Сергеич черкает клетки в блокноте. Колонка тех, кому мешал, – все, кроме одной клетки зачеркнул. Любовь. От нее две стрелы. И еще две клетки появляются: господин Кедров и господин/госпожа Х. Любовь и ревность. Ох, и несет голубятиной. Здорово несет. Нестерпимо. Но причем здесь изощренность – пластид, спецдетонатор? Кедров в любом случае выпадает. Лямур! Две недели не расстаются. Зачем эти сложности? Да и Гроб. Поднимался. Метро и джинсы уже в прошлом. Ненавистном. Прежние ревнуют? Посылай. У Кедрова за пазухой тихо и безопасно. Тьфу! Манцев никаким боком. Не то что узко. Куда в стену – то?

И тонко. Самой высотой ноты. Но этот уже в прыжке. Рвет цепь. Захлебываясь бешенством от запаха добычи, уничтожает двойной смысл слова «тяни». Но цепь попрочнела, не разорвать. В поход за миражами до седьмого пота? А потом ты – в конуру и лаять?

Начальственное таканье трансформировалось в паузу размышления.

– … Попытаемся объять необъятное. В духе традиций.

Тянет он, тянет. Нужность спешки лишь в плане доставляющих хлопоты насекомых очевидна.

– Степашин, к Володе и все про председателя, до дна. Кудрины, жучить его авто и квартиру. Терехин, бомбы в сторону. Прежний… как его… Бутылкин?

– Бутягин.

– Бутягин. И к шести все здесь. Кроме Кудриных, естественно. Меня час – полтора не будет. Вперед.

Теперь телефоны.

Палыч сразу начал ругаться, но список на прослушивание забрал под обещанную завтра с петухами санкцию.

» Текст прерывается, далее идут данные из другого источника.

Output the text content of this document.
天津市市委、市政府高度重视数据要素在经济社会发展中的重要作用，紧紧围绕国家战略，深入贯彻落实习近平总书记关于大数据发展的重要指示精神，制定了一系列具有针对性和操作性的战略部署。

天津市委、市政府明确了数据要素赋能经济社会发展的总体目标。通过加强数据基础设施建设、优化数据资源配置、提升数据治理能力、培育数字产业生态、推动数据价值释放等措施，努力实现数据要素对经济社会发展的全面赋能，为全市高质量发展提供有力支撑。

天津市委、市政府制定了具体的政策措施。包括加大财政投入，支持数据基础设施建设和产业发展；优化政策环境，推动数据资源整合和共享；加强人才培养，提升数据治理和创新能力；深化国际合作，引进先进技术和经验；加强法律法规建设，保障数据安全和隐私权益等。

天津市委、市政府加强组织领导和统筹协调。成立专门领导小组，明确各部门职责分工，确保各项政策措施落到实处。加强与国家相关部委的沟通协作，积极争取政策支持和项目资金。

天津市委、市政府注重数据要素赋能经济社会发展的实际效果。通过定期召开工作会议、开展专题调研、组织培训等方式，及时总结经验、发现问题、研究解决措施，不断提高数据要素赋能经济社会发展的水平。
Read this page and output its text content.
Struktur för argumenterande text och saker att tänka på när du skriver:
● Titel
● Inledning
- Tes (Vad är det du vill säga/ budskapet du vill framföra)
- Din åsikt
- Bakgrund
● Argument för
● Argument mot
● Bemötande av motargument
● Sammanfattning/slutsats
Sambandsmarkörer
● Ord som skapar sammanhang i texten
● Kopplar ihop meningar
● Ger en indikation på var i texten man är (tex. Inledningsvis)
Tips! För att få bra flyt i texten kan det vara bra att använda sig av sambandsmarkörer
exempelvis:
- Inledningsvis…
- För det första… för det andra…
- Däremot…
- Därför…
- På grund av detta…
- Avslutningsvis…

Сергеич поставил группу на частности, оставляя за собой брезжащее главное – концерн, владелец банка. Манцев для концерна или крыши – звонок. Прет в мэры. Полезность. Сам ни в какую. Кто вы такие? Я с несущими блага, консультирую. Деньги? Увольте, не нуждаюсь, сам помогу. В духовном плане что-нибудь глобальное? Нет, ребята. У меня уже всё есть. И обидел. Смертельно обидел. Угрозы закончились. Гроб ехал за жизнью.

Сергеич на третьем подземном этаже. Карточка. Дверь бесшумно прячется в стену, еще раз карточка. Зеленый. Дверь уезжает в стену. И еще.

– Допуск… Проходите.

Внутреннее убранство тела страны при взгляде через нижний окуляр. Запах чересчур синтетический.

Концерн вне запретного файла. Денежно – завальный кретинизм золота отсутствует. Дядя Ваня с оброком в допустимых пределах. Манцевых в избытке, просился бы – подумали. Опять все к черту, и этот в конуре щерится.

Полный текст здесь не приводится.